Anwohner wollen mitbestimmen

Ein Bauprojekt im Friedrichshainer Südkiez sorgt für massiven Unmut

Bis auf den letzten Platz war der Pavillon im Innenhof der Schule am Traveplatz in Friedrichshain besetzt. Eltern mit ihren Kindern waren ebenso vertreten wie Rentner und Jugendliche und bildeten so einen Querschnitt der Bewohner im südlichen Teil von Friedrichshain. Sie wollten sich über ein Bauprojekt informieren, das seit Wochen für Diskussionen sorgt. 550 Wohnungen sollen auf dem 26 000 Quadratmeter großen Gelände der ehemaligen Autozubehörfabrik Freudenberg zwischen Boxhagener Straße und Weserstraße gebaut werden.

Gleich zu Beginn der Informationsveranstaltung in der vergangenen Woche wurden die unterschiedlichen Meinungen zu dem Projekt deutlich.
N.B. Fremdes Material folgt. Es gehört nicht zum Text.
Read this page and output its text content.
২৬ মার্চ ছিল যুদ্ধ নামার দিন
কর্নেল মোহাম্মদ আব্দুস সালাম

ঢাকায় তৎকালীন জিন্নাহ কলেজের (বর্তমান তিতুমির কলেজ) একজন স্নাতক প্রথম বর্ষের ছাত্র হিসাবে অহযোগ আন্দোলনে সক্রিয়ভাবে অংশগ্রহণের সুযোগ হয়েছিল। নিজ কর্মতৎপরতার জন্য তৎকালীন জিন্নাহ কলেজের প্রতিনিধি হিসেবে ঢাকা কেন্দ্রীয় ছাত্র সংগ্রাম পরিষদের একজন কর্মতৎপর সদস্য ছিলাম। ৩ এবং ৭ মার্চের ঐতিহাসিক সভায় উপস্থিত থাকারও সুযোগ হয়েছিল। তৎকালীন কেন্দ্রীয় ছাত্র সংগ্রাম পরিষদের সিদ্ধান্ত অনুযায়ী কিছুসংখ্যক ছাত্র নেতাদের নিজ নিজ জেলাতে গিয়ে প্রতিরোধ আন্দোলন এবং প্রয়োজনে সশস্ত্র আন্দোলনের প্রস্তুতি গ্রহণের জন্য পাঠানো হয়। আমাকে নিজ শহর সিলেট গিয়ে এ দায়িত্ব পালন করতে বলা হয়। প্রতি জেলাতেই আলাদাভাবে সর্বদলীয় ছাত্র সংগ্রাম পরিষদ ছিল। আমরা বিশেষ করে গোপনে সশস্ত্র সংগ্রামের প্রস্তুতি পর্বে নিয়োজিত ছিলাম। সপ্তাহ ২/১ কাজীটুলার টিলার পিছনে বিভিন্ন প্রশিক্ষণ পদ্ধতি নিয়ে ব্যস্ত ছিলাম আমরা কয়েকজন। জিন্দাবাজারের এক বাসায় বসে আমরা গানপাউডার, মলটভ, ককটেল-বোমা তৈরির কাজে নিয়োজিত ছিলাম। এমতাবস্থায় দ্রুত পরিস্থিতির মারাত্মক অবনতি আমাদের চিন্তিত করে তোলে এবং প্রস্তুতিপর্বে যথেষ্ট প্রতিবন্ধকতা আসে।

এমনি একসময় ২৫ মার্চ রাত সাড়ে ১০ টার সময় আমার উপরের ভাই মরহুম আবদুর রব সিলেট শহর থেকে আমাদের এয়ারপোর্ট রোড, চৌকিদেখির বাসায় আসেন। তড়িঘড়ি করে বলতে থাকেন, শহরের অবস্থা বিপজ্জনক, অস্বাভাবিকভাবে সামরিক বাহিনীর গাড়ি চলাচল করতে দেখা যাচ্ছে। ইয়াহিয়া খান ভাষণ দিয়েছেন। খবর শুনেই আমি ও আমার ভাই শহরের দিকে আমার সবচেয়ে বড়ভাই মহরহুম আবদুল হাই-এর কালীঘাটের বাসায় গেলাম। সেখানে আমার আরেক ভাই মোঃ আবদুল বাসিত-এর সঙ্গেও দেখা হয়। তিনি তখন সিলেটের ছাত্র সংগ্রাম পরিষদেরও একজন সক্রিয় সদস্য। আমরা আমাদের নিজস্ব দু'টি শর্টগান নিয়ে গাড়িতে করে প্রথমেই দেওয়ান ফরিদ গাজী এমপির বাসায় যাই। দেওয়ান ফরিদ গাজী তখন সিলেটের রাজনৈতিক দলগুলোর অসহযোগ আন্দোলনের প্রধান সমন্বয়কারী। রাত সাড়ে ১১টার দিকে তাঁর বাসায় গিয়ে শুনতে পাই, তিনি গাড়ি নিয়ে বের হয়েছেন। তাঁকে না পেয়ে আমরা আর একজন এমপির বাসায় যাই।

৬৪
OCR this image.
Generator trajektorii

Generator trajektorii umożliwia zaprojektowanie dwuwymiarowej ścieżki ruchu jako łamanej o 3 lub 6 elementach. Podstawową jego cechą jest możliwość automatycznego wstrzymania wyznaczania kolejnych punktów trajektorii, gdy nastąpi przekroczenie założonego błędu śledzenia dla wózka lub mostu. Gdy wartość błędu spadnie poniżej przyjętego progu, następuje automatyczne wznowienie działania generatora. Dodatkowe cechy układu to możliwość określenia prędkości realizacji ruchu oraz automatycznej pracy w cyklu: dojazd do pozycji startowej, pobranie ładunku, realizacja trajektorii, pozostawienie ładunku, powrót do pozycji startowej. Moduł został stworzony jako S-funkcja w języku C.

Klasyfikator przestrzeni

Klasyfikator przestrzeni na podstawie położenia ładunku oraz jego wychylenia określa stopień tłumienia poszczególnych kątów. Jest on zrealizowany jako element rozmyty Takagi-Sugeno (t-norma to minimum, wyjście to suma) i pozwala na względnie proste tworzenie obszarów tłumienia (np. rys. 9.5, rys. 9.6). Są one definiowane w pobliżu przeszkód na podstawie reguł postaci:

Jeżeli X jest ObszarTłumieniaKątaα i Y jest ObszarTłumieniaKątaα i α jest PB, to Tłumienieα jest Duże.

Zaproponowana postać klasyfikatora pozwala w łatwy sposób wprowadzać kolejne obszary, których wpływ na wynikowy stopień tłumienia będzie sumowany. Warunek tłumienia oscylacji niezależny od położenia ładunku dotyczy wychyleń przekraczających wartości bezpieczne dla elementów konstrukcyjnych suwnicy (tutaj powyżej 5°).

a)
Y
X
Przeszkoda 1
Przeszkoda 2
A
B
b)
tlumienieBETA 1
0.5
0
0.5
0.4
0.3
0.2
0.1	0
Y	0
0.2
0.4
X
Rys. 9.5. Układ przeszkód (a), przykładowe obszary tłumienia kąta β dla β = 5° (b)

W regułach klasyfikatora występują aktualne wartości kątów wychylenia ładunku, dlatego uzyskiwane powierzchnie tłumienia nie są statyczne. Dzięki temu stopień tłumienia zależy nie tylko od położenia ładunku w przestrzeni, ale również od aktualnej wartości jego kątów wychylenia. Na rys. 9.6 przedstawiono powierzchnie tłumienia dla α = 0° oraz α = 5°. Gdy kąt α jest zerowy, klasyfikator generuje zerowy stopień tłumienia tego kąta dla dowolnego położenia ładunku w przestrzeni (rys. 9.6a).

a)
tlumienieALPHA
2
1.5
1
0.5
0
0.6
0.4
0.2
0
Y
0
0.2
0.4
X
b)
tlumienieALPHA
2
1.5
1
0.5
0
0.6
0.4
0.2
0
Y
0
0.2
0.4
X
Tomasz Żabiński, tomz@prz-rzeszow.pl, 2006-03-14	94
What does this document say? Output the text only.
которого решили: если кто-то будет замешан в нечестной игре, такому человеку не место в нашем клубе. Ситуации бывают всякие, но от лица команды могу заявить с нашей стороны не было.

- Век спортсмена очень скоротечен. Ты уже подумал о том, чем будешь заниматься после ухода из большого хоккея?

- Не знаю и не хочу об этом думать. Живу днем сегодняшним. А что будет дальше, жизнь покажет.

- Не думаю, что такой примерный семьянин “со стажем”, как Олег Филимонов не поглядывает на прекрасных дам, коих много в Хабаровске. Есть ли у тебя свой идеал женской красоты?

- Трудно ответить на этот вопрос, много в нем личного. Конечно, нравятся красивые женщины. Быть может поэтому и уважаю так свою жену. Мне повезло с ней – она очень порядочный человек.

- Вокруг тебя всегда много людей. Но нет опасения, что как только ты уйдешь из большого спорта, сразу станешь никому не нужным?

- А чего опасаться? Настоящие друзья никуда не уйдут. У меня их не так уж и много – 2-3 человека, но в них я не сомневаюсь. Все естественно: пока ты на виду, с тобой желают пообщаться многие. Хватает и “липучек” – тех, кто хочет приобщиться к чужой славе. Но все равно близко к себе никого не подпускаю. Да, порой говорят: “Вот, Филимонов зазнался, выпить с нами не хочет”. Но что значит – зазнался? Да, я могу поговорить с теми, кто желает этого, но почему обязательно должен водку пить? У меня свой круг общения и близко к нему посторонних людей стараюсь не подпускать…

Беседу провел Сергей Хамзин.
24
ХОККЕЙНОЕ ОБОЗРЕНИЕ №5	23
Der Geschäftsführer der Bauwert Investment Gruppe Jürgen Leibfried, der für das Projekt verantwortlich ist, lobte die gute Kooperation zwischen Bewohnern, dem Bezirk und dem Investor. Zudem sei es Bezirksbürgermeister Franz Schulz (Grüne) zu verdanken, dass auf dem neuen Areal neben Wohnungen im oberen Preissegment auch Sozialwohnungen für Mieter mit geringen Einkommen geplant werden. Zudem überlasse der Investor dem Bezirk Bauland für eine Kita.

Leibfried verwies weiterhin darauf, dass seine Firma mit der Abtragung von giftigem Boden auf dem Gelände, das noch eine ökologische Altlast der Vorwendezeit gewesen sei, in Vorleistung gegangen sei. Nicht nur im Lob über das gelungene Konzept waren sich Investor und Bürgermeister einig. Beide begründeten das Bauvorhaben mit dem Bevölkerungszuzug in Berlin. Allein im Bezirk Friedrichshain-Kreuzberg würden in den nächsten Jahren Tausende weitere Wohnungen benötigt.

Ein Großteil der Bewohner blieb skeptisch und mochte in das Selbstlob von Politik und Investor nicht mit einstimmen. Die Gründe waren höchst unterschiedlich. Einige Eltern im Saal bezeichneten die Schulsituation im Friedrichshainer Südkiez als katastrophal und befürchteten eine weitere Verschärfung durch den Wohnungsneubau.

Wie groß das Misstrauen ist, zeigte sich an einer Kontroverse um die Einladungen zu dem Treffen, die einige Nachbarn nicht erhalten hatten. Schließlich stellte sich heraus, dass die versandten Briefe vielleicht deshalb nicht überall ankamen, weil sie als Werbesendung deklariert nicht überall gesteckt werden durften. Einige Bewohner hinterfragten grundsätzlich, warum die letzte große Freifläche im Bezirk von einem Großinvestor bebaut werden soll.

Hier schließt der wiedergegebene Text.